On the ensuing kickoff, Vikings kick returner Charlie West fumbled the ball, and Chiefs center Remi Prudhomme recovered it at the Minnesota 19-yard line. Defensive end Jim Marshall sacked Dawson for an 8-yard loss on the first play of the drive; however, a 13-yard run on a draw play by running back Wendell Hayes and a 10-yard reception by Otis Taylor gave the Chiefs a first down at the Vikings' 4-yard line. On first and second down, the Vikings defense held firm, holding Mike Garrett to a loss of a yard on 1st down and Dawson to no gain on second down, setting up a crucial third down.

== The play ==
On third down, the Chiefs faced a goal-line situation at the Vikings’ 5-yard line. Stram called "65 Toss Power Trap":

- Dawson took the snap and faked a handoff.
- Running back Mike Garrett received the ball on a quick toss.
- Guard Mo Moorman pulled to lead the blocking on the right side.
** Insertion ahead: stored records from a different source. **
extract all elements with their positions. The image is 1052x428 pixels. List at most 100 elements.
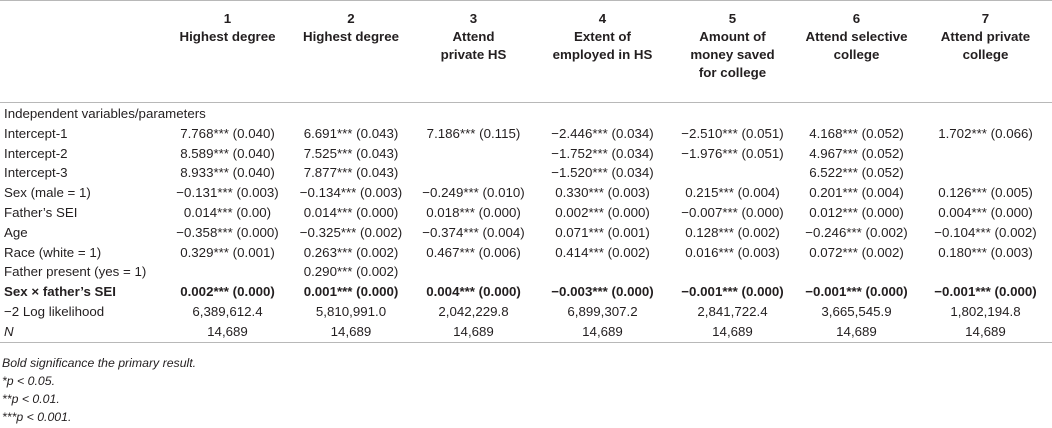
table-cell <box>919 163 1052 183</box>
table-cell: 7.186*** (0.115) <box>426 125 521 141</box>
table-cell: 0.128*** (0.002) <box>685 224 780 240</box>
table-cell: 0.002*** (0.000) <box>180 284 275 300</box>
table-cell: −1.976*** (0.051) <box>681 145 784 161</box>
table-cell: 6,899,307.2 <box>567 303 638 319</box>
table-cell: 8.589*** (0.040) <box>180 145 275 161</box>
table-cell: −0.358*** (0.000) <box>176 224 279 240</box>
row-label: Father’s SEI <box>4 204 78 220</box>
column-number: 2 <box>347 11 355 26</box>
table-cell: 7.525*** (0.043) <box>303 145 399 161</box>
row-label: Sex (male = 1) <box>4 185 91 201</box>
table-row: Race (white = 1) 0.329*** (0.001) 0.263***… <box>0 243 1052 263</box>
table-cell: 0.126*** (0.005) <box>938 185 1033 201</box>
column-title: Attend private college <box>940 29 1031 62</box>
table-cell <box>413 163 534 183</box>
table-cell: −0.007*** (0.000) <box>681 204 784 220</box>
table-cell <box>413 144 534 164</box>
row-label: Age <box>4 224 28 240</box>
table-cell: 0.414*** (0.002) <box>555 244 650 260</box>
table-cell <box>166 262 289 282</box>
header-row: 1 Highest degree 2 Highest degree 3 Attend … <box>0 0 1052 103</box>
table-cell: 0.014*** (0.00) <box>183 204 272 220</box>
table-cell: 3,665,545.9 <box>821 303 892 319</box>
table-cell <box>671 262 794 282</box>
table-cell: −2.510*** (0.051) <box>681 125 784 141</box>
table-row: Sex × father’s SEI 0.002*** (0.000) 0.001*… <box>0 282 1052 302</box>
table-cell: 8.933*** (0.040) <box>180 165 275 181</box>
column-title: Attend private HS <box>440 29 507 62</box>
table-cell: 0.001*** (0.000) <box>303 284 399 300</box>
column-header-7: 7 Attend private college <box>919 0 1052 103</box>
table-cell: −0.131*** (0.003) <box>176 185 279 201</box>
row-label: Intercept-1 <box>4 125 68 141</box>
row-label: N <box>0 321 166 343</box>
column-number: 6 <box>852 11 861 26</box>
row-label: Intercept-2 <box>4 145 68 161</box>
section-label: Independent variables/parameters <box>4 106 206 121</box>
table-footnotes: Bold significance the primary result. *p… <box>0 354 1052 426</box>
table-cell: 4.967*** (0.052) <box>809 145 904 161</box>
table-row: Intercept-1 7.768*** (0.040) 6.691*** (0.0… <box>0 124 1052 144</box>
row-label: −2 Log likelihood <box>4 303 105 319</box>
header-corner <box>0 0 166 103</box>
table-cell: 1,802,194.8 <box>950 303 1021 319</box>
table-cell: 0.018*** (0.000) <box>426 204 521 220</box>
table-cell: 14,689 <box>919 321 1052 343</box>
table-cell: −0.249*** (0.010) <box>422 185 525 201</box>
column-header-5: 5 Amount of money saved for college <box>671 0 794 103</box>
table-cell: −1.520*** (0.034) <box>551 165 654 181</box>
column-number: 5 <box>728 11 737 26</box>
table-cell: −0.003*** (0.000) <box>551 284 654 300</box>
footnote-p001: ***p < 0.001. <box>2 410 72 425</box>
table-cell: 14,689 <box>166 321 289 343</box>
column-title: Extent of employed in HS <box>552 29 653 62</box>
column-number: 3 <box>469 11 478 26</box>
column-header-2: 2 Highest degree <box>289 0 413 103</box>
table-cell: −0.104*** (0.002) <box>934 224 1037 240</box>
table-row: Intercept-3 8.933*** (0.040) 7.877*** (0.0… <box>0 163 1052 183</box>
table-cell: 7.768*** (0.040) <box>180 125 275 141</box>
column-title: Amount of money saved for college <box>690 29 775 80</box>
table-cell: −0.374*** (0.004) <box>422 224 525 240</box>
column-title: Highest degree <box>179 29 276 44</box>
row-label: Race (white = 1) <box>4 244 102 260</box>
table-cell: 2,042,229.8 <box>438 303 509 319</box>
table-cell: 14,689 <box>671 321 794 343</box>
table-cell <box>534 262 671 282</box>
row-label: Sex × father’s SEI <box>4 284 116 300</box>
table-cell: 14,689 <box>794 321 919 343</box>
column-title: Highest degree <box>302 29 400 44</box>
table-cell: 6.522*** (0.052) <box>809 165 904 181</box>
table-cell: 0.330*** (0.003) <box>555 185 650 201</box>
table-cell: 0.180*** (0.003) <box>938 244 1033 260</box>
table-cell: 0.016*** (0.003) <box>685 244 780 260</box>
table-row: Father present (yes = 1) 0.290*** (0.002) <box>0 262 1052 282</box>
table-cell: 1.702*** (0.066) <box>938 125 1033 141</box>
table-cell: 0.201*** (0.004) <box>809 185 904 201</box>
table-cell <box>919 144 1052 164</box>
table-cell <box>671 163 794 183</box>
column-title: Attend selective college <box>805 29 908 62</box>
row-label: Father present (yes = 1) <box>4 264 147 280</box>
table-cell: −0.325*** (0.002) <box>299 224 403 240</box>
table-cell: 14,689 <box>413 321 534 343</box>
table-cell: −0.001*** (0.000) <box>934 284 1037 300</box>
section-row: Independent variables/parameters <box>0 103 1052 124</box>
table-cell: 0.467*** (0.006) <box>426 244 521 260</box>
table-row: Age −0.358*** (0.000) −0.325*** (0.002) −0.… <box>0 223 1052 243</box>
table-cell: 0.012*** (0.000) <box>809 204 904 220</box>
table-cell: 14,689 <box>289 321 413 343</box>
table-row: Intercept-2 8.589*** (0.040) 7.525*** (0.0… <box>0 144 1052 164</box>
table-row: −2 Log likelihood 6,389,612.4 5,810,991.0 2… <box>0 302 1052 322</box>
table-row: Father’s SEI 0.014*** (0.00) 0.014*** (0.0… <box>0 203 1052 223</box>
table-cell <box>919 262 1052 282</box>
table-row: N 14,689 14,689 14,689 14,689 14,689 14,689 14,… <box>0 321 1052 343</box>
table-cell: 5,810,991.0 <box>315 303 387 319</box>
column-number: 4 <box>598 11 607 26</box>
table-cell: 0.002*** (0.000) <box>555 204 650 220</box>
column-header-4: 4 Extent of employed in HS <box>534 0 671 103</box>
footnote-bold: Bold significance the primary result. <box>2 356 197 370</box>
table-cell: 0.215*** (0.004) <box>685 185 780 201</box>
table-cell: 4.168*** (0.052) <box>809 125 904 141</box>
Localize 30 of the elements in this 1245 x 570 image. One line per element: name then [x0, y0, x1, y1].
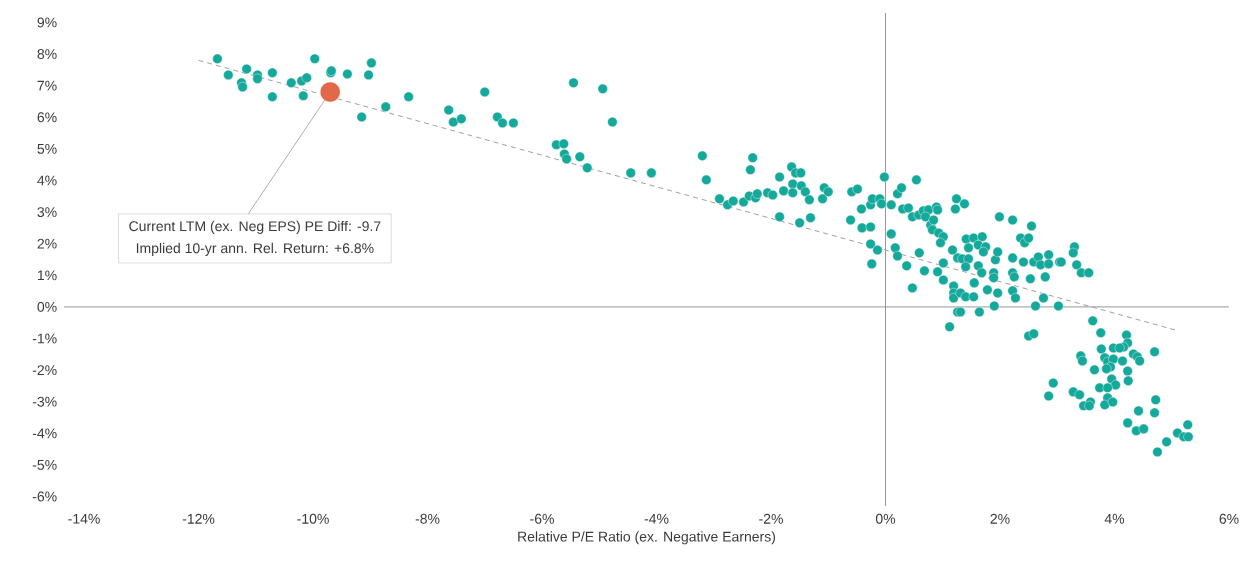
y-tick-label: 4%: [37, 175, 57, 186]
y-tick-label: -1%: [32, 333, 57, 344]
y-tick-label: 1%: [37, 270, 57, 281]
x-tick-label: 4%: [1104, 513, 1125, 524]
y-tick-label: 2%: [37, 238, 57, 249]
y-tick-label: -3%: [32, 396, 57, 407]
x-tick-label: 6%: [1219, 513, 1239, 524]
x-tick-label: -2%: [759, 513, 783, 524]
y-tick-label: 3%: [37, 207, 57, 218]
y-tick-label: 5%: [37, 143, 57, 154]
x-axis-title: Relative P/E Ratio (ex. Negative Earners): [518, 531, 776, 545]
annotation: Implied 10-yr ann. Rel. Return: +6.8%: [136, 242, 374, 256]
x-tick-label: 2%: [990, 513, 1010, 524]
y-tick-label: 7%: [37, 80, 57, 91]
y-tick-label: -4%: [32, 428, 57, 439]
y-tick-label: -5%: [32, 459, 57, 470]
x-tick-label: -6%: [530, 513, 554, 524]
y-tick-label: -6%: [32, 491, 57, 502]
x-tick-label: 0%: [875, 513, 896, 524]
annotation: Current LTM (ex. Neg EPS) PE Diff: -9.7: [129, 220, 381, 234]
y-tick-label: 6%: [37, 112, 57, 123]
x-tick-label: -12%: [182, 513, 215, 524]
y-tick-label: 0%: [37, 301, 57, 312]
y-tick-label: 9%: [37, 17, 57, 28]
x-tick-label: -4%: [644, 513, 669, 524]
x-tick-label: -10%: [297, 513, 329, 524]
x-tick-label: -14%: [68, 513, 100, 524]
y-tick-label: -2%: [32, 365, 57, 376]
y-tick-label: 8%: [37, 49, 57, 60]
x-tick-label: -8%: [415, 513, 440, 524]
The misdirection left a gap in the Vikings’ defensive front, Minnesota defensive lineman Paul Dickson briefly got a hand on Garrett causing him to slightly stumble, but Garrett regained his balance and ran into the end zone for a touchdown. This score and a successful extra point attempt gave the Chiefs a 16–0 lead. They never trailed, ultimately winning the game 23–7.

== Legacy ==
The play became famous in part due to Stram’s animated sideline commentary. In the game, Stram became the first head coach recorded by NFL Films while wired with a personal microphone in the Super Bowl. In these recordings, Stram can be heard enthusiastically communicating the play call to Gloster Richardson (who then delivered the call into the huddle), “65 Toss Power Trap - it might pop wide open, Rich”, followed by “Is that there, Rich? Nice going, baby!” and “Did I tell you that baby was there? Yes sir, boys! Woo! 65 Toss Power Trap!" after Garrett scored.

The play was remembered by journalists as the defining play of the game. The call has since been replayed in numerous NFL Films productions and highlight reels, symbolizing both the Chiefs’ upset victory and the merger-era triumph of the American Football League. In 2015, the play was named as the most iconic play in Chiefs history by The Sporting News. NFL Films has named the play as number 74 in a list of the 100 greatest NFL plays of all time.

The Chiefs organization has continued to reference the play in franchise lore, particularly through the naming of their in-house media production agency as "65 Toss Power Trap Productions".